Di TPS 5 Degolan, tempat Ja'far mencoblos pada pemilu presiden putaran kedua,
pasangan Susilo Bambang Yudhoyono(SBY)-Muhammad Jusuf Kalla meraih 119
suara. Megawati-Hasyim Muzadi mendapat 104 suara. Sebanyak 133 orang tak
menggunakan hak suaranya, termasuk komunitas pondok pesantren tempat Ja'far
menjadi pengasuhnya. Pada pemilu presiden putaran pertama, 5 Juli lalu, pasangan
Mega-Hasyim menduduki urutan pertama, diikuti SBY-Kalla, Wiranto-Salahudin
Wahid, Amien Rais-Siswono, dan paling bontot diduduki Hamzah-Agum.
Ja'far memilih tak ikut mencoblos karena merasa tak bisa berharap banyak dari
kandidat presiden yang ada. "Saya pesimistis dan tak bisa berharap banyak dari
presiden terpilih untuk memberlakukan syariat Islam," ujarnya memberi alasan. Kartu
pemilihnya digeletakkan saja di atas almari pakaian. "Untuk apa nyoblos kalau
ideologinya saja sudah haram," kata Ja'far tegas. Baginya, pemilihan umum adalah
bagian dari demokrasi buatan manusia. Padahal, masih kata Ja'far, ideologi selain
Islam adalah haram.
Dalam pandangan Ja'far, ideologi dan paham demokrasi yang sengaja diusung oleh
Barat itu bertujuan melawan dan menghancurkan Islam. Demokrasi sendiri, menurut
Ja'far, akan segera hancur dan digantikan dengan Islam. "Tunggu saja saat-saat
kehancurannya. Tanda-tandanya sudah mulai kelihatan. Tak ada negara di dunia yang
abadi dengan demokrasi," katanya mencoba menganalisis. Baginya, hanya Islam
yang akan melanggengkan dunia dan negara dari kehancuran. Ia mencontohkan Arab
Saudi, meski tak menerapkan Islam sepenuhnya, negaranya aman dan sejahtera,
serta bisa menjamin keadilan rakyatnya.
Bagi mantan Panglima Laskar Jihad ini, paham selain Islam tak bisa diterima. Ia
yakin dan masih mempunyai obsesi suatu saat penerapan syariat Islam secara kaffah
di Indonesia tercapai. "Saya akan tetap berjuang selama hayat masih dikandung
badan dan tidak akan pernah menyerah," katanya. Bagi Ja'far, dan orang-orang yang
sepaham dengannya, penerapan syariat Islam di Indonesia adalah sebuah keharusan.

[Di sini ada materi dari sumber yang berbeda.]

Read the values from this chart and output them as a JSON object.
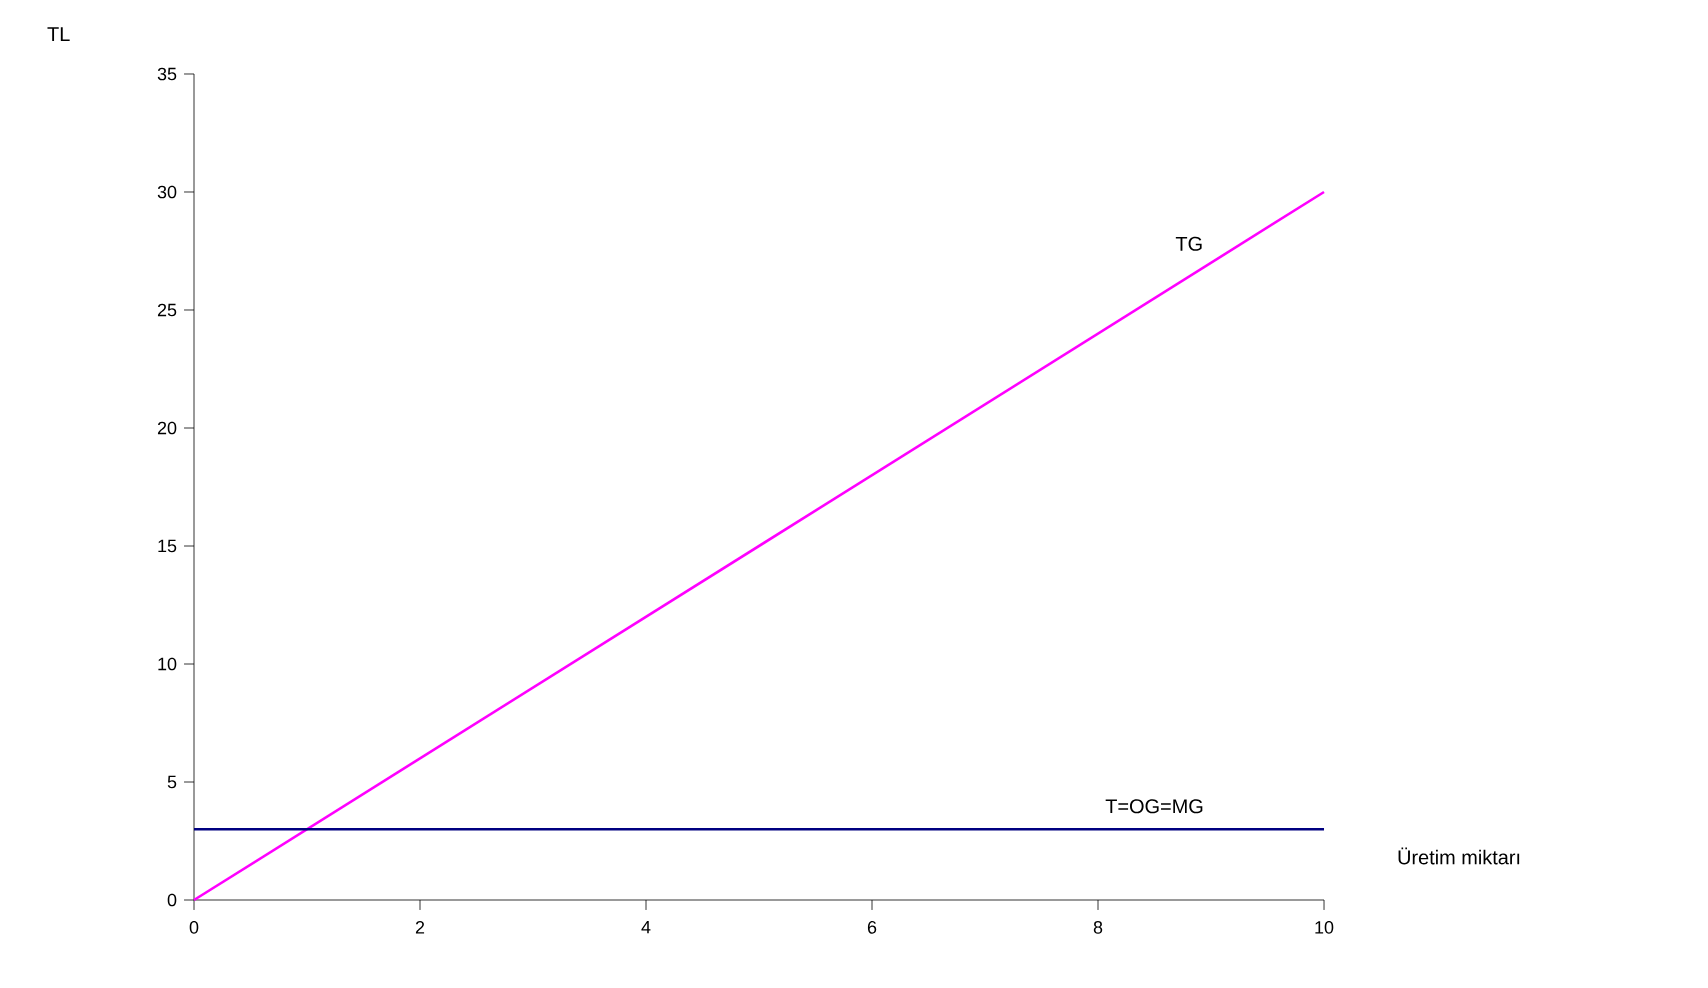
{
  "chart_data": {
    "type": "line",
    "xlabel": "Üretim miktarı",
    "ylabel": "TL",
    "x": [
      0,
      10
    ],
    "series": [
      {
        "name": "TG",
        "color": "#ff00ff",
        "values": [
          0,
          30
        ]
      },
      {
        "name": "T=OG=MG",
        "color": "#000080",
        "values": [
          3,
          3
        ]
      }
    ],
    "xlim": [
      0,
      10
    ],
    "ylim": [
      0,
      35
    ],
    "xticks": [
      0,
      2,
      4,
      6,
      8,
      10
    ],
    "yticks": [
      0,
      5,
      10,
      15,
      20,
      25,
      30,
      35
    ]
  }
}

Pasalnya, mayoritas penduduk Indonesia adalah Islam. Syariat Islam, lanjut Ja'far,
memilih dan menempatkan keadilan secara sempurna. Meski tidak ada pemilihan
presiden laiknya pemilihan umum, suara dan perwakilan umat Islam dan warga
lainnya sudah diwakilkan pada ahlul halli wal aqdi, yang terdiri dari kalangan ulama,
orang-orang saleh, dan mereka yang ikhlas.
Para ahlul halli wal aqdi yang terpilih jelas bukan orang sembarangan. Mereka tak
hanya teruji secara kemampuan, melainkan juga secara moral dan agama. "Jika
konsep ini digunakan, dapat menghindari salah pilih wakil dan pejabat yang bukan
ahli dan kemampuannya," katanya. Adapun umat di luar Islam, tambah Ja'far, tetap
terlindungi karena hukumnya jelas.
Mereka juga punya wakil di ahlul halli wal aqdi. Baginya, tak ada istilah darurat untuk
menunda penerapan syariat Islam. Pasalnya, darurat hanya diperbolehkan kalau
situasi dan kondisinya yang alamiah bukan buatan manusia. "Sementara ajakan
berdemokrasi di Indonesia sengaja ada dan diadakan," katanya.
Lalu, bagaimana sikapnya terhadap sesama muslim yang berjuang di jalur demokrasi
dan berpolitik dengan mendirikan partai? "Saya tetap menjalin hubungan baik dan
silaturahmi dengan mereka. Namun saya juga selalu memberikan tausiyah (pesan)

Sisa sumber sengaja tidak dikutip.